Lately I’ve been seeing scrunchies popping up all over the place, including Lululemon. I guess they really are making a comeback! I am still hooked on the Invisibobbles but scrunchies really are a cute accessory.
Last night I found some cute fabric in my stash and decided to put it to good use. This tutorial includes measurements for a small scrunchie and a regular scrunchie. Small might be best for people with thin hair (or for children). This project shouldn’t take more than 15 minutes once you master turning this thing right-side out.
- Scraps of fabric (cotton, lightweight denim, etc)
- 1/4 inch wide elastic
- Safety pin
To start you can cut a piece of fabric 3 inches wide by 9 inches long (for a small scrunchie), or 3 inches wide by 16 inches long (for a regular scrunchie).
Fold your fabric lengthwise with right sides (printed sides) together. Stitch the long edge with a 1/4 inch seam allowance.
Turn the tube of fabric right-side out. I’d tried a few techniques for turning fabric and I’d never found a really easy way until I saw this YouTube tutorial:
Next take your elastic and put a safety pin through one end, and close it up. In the other end you can put a stick pin or another safety pin. This needed should be big enough that it kind of acts as a holder at the end of the tube – it sits lengthwise across the bottom of the tube so the elastic doesn’t pull through.

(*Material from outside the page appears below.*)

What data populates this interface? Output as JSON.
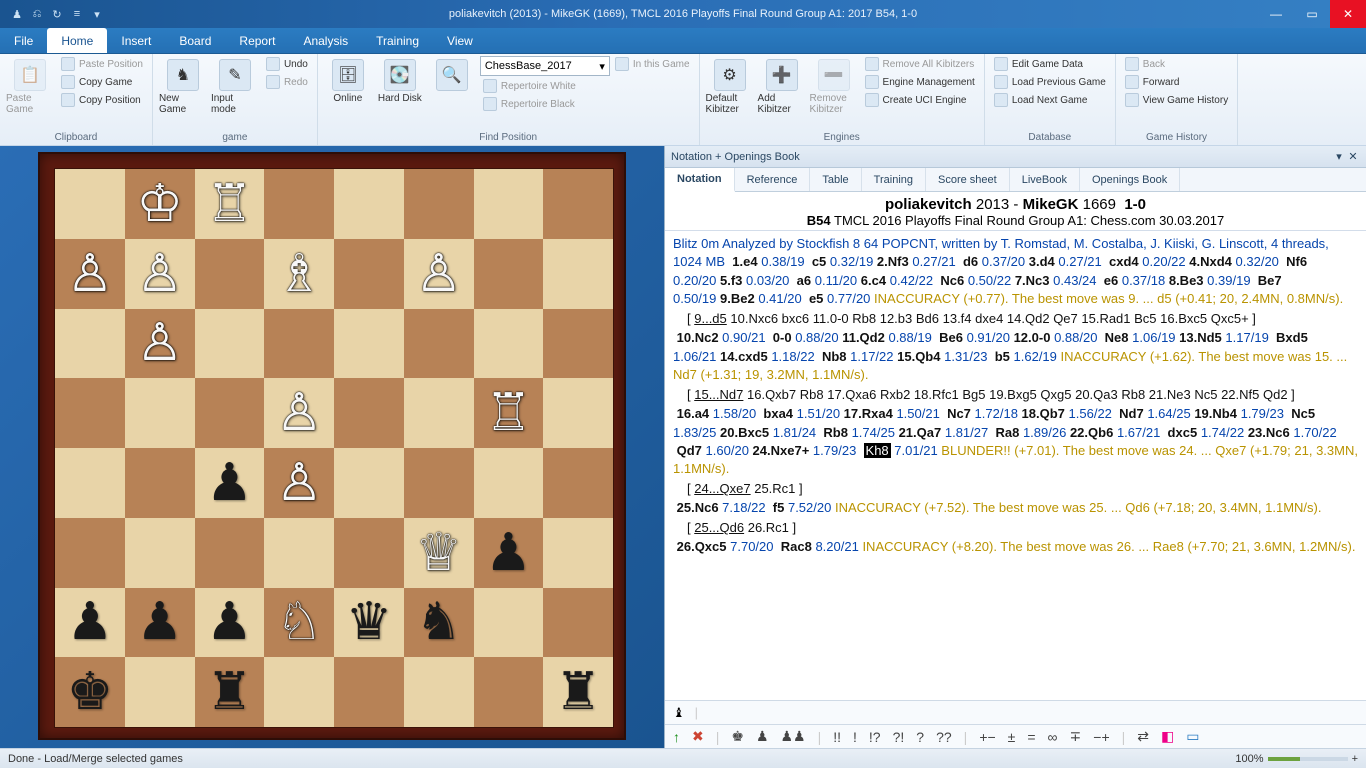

Once both ends of elastic are visible you want to stitch them together, with about a 1 inch overlap. If you’re machine stitching I would use a zigzag stitch.
Next you want to close up the ends of the tube. So you will feed one end into the other, and then on the raw edge of fabric you want to tuck it under so no raw edge is visible. It should only be about a 1/4 inch tuck.
You can sew the end of the tube by hand or with your machine. I use my machine for this part. Sew directly across the opening. You’re done!
If you want a fuller scrunchie you can add 1 inch to the width of the fabric (instead of 3 inches, go with 4) and it will do the trick.
I hope you’ve enjoyed this tutorial! While writing this I have the sudden urge to throw on some neon clothes and watch Full House. Weren’t the 80s just the best?!